SSL Cert not working with Firefox/Netscape/Opera

shin0bi

Verified User
Joined
Feb 26, 2004
Messages
24
Hi All,


I have a user who has a Thwate™ certificate installed, which is working fine with I.E. but when viewing the site with Firefox, Netscape, or Opera. Here's the error I get with Firefox.

Unable to verify the identity of [site.com] as a trusted site.

Possible reasons for this error:

-Your browser does not recognize the Certificate Authority that issued the site's certificate
-The site's certificate is incomplete due to a server misconfiguration
-You are connected to a site pretending to be [site.com], possible to obtain your confidential information.

I've checked the server's SSL configuration and everything looks correct.


Thanks for your help in advance. :)



Best,
 
It would be relatively easy to test if you'd given us the domain name.

Since you didn't I tried:

https://www.thawte.com/

in both Mozilla and Firefox (on Linux). In both cases, the cert was recognized.
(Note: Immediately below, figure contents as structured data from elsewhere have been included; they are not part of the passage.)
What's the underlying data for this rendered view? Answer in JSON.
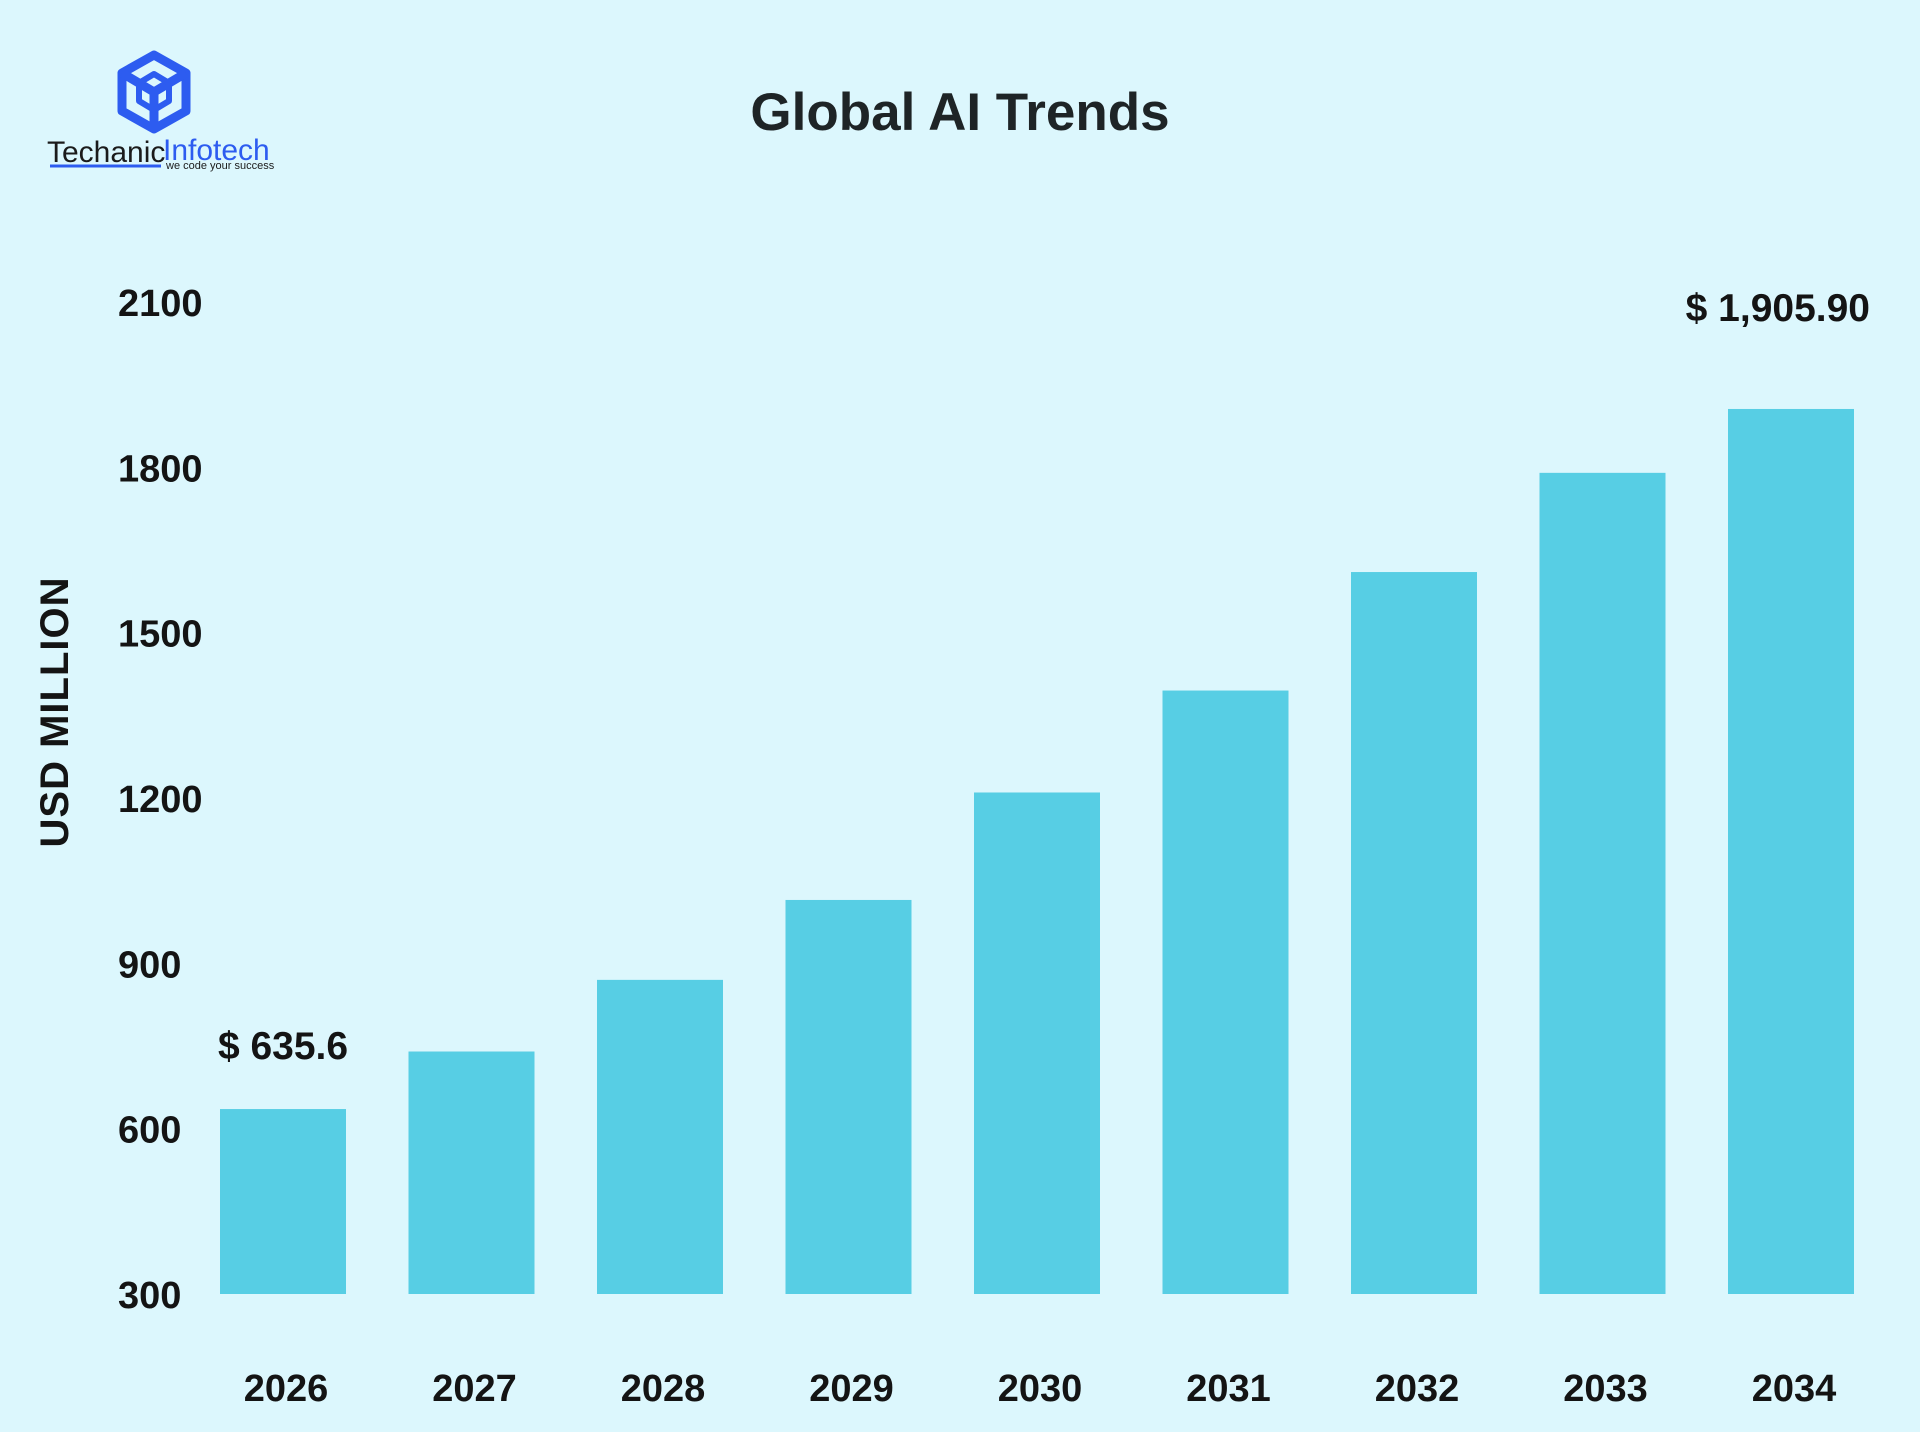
{
  "brand": {
    "name_part1": "Techanic",
    "name_part2": "Infotech",
    "tagline": "we code your success",
    "logo_icon": "cube-logo-icon",
    "colors": {
      "logo": "#2d5cf0"
    }
  },
  "chart_data": {
    "type": "bar",
    "title": "Global AI Trends",
    "xlabel": "",
    "ylabel": "USD MILLION",
    "categories": [
      "2026",
      "2027",
      "2028",
      "2029",
      "2030",
      "2031",
      "2032",
      "2033",
      "2034"
    ],
    "values": [
      635.6,
      740,
      870,
      1015,
      1210,
      1395,
      1610,
      1790,
      1905.9
    ],
    "yticks": [
      "300",
      "600",
      "900",
      "1200",
      "1500",
      "1800",
      "2100"
    ],
    "ylim": [
      300,
      2100
    ],
    "data_labels": [
      {
        "index": 0,
        "text": "$ 635.6"
      },
      {
        "index": 8,
        "text": "$ 1,905.90"
      }
    ],
    "grid": false,
    "legend": "none",
    "colors": {
      "bar": "#57cee4",
      "background": "#dcf7fd",
      "text": "#141414"
    }
  }
}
So your first step should be to try the thawte domain, as I did, in the same browsers that don't work for the domain in question.

Jeff
 
IE sees the Certificate Hierarch (Certificate Path) as a complete path, but the other browsers (which are much more "standards aware) than IE) do not:

For example, from Mozilla, for your cert:
Code:
General
 Issued by: Thawte SSL Domain CA
            Thawte Consulting (Pty) Ltd.
Details:
 Software Hierarchy
  sofaware.infopop.cc
From Mozilla, Thawte's cert:
Code:
General
 Issued by: Thawte SGC CA
            Thawte Consulting (Pty) Ltd.
Details:
 Certificate Hierarchy
  Builtin Object Token: Verisign Class 3 Public Primary Certification Authority
   Thawte SGC CA
    www.thawte.com
One of our certs, issued for secure.ezsecureusa.com:
Code:
General:
 Issued by: UTN-USERFirst-Network Applications
            The USERTRUST Network
Details:
 Certificate Hierarchy
  UTN-USERFirst-Network Applications
   secure.ezsecureusa.com
I've never seen a cert work where the hierarchy (path) didn't have the same details at the top as the "Issued by" value.

It appears that Mozilla/Firefox/Netscape 7.x cannot find the "root"; perhaps it's not built into the Mozilla and Firefox browsers.

If not, then it's a major oversight on Thawte's part to not use a root in all the major browsers.

However one other thought comes to mind: browsers should check revocation lists maintained by the cert authority. Is it possible that thawte has, for some reason, revoked the cert?

I believe your next step is going to be Thawte tech support. DO NOT attempt a reinstall unless you save the private key first; without it you cannot use the cert at all.

You pay a lot of a Thawte cert; time to see how good their support is.

(And consider buying your next cert from an authority that's less expensive and does it right :) .)

Jeff
 
I hope everyone gets this (I'll forward to support as well), but as per this web page:

http://www.webservertalk.com/message849972.html

The problem is because httpd is restarted, rather than cold started (stop & start). This was really and truly the magic bullet.

The prior trouble shooting attempt was to duplicate the CA certificate into the CA section of the DA control panel. However, that met with no success on two workstations (one UNIX, and one win32 which had never been to the site before).

Again, /etc/init.d/httpd stop & /etc/init.d/httpd start caused Firefox to recognize the intermediate CA cert.
 
Hello,

But.. a restart is just a stop/start:

http://files.directadmin.com/services/customapache/httpd
Code:
 restart)
	[b]stop[/b]
	waitforexit "httpd" 20
	[b]start[/b]
	;;
I checked the code to see if perhaps DA was only issuing a "reload", but "restart" is passed for all changes with SSL certificates. The only difference between that and doing it with stop/start is there would be a few seconds of dealy (and downtime) when you type it. I can't say for sure what happened either way. It's also possible that a "restart" on his system is different than ours.

You'd have to go back in the /var/log/httpd/error_log to see if apache was actually restarted when you issued the command.

John
 
Hmmmm, well that's just bizare.

I'll post here if I find out anything further. At present, however, I'm at a loss to describe this behavior.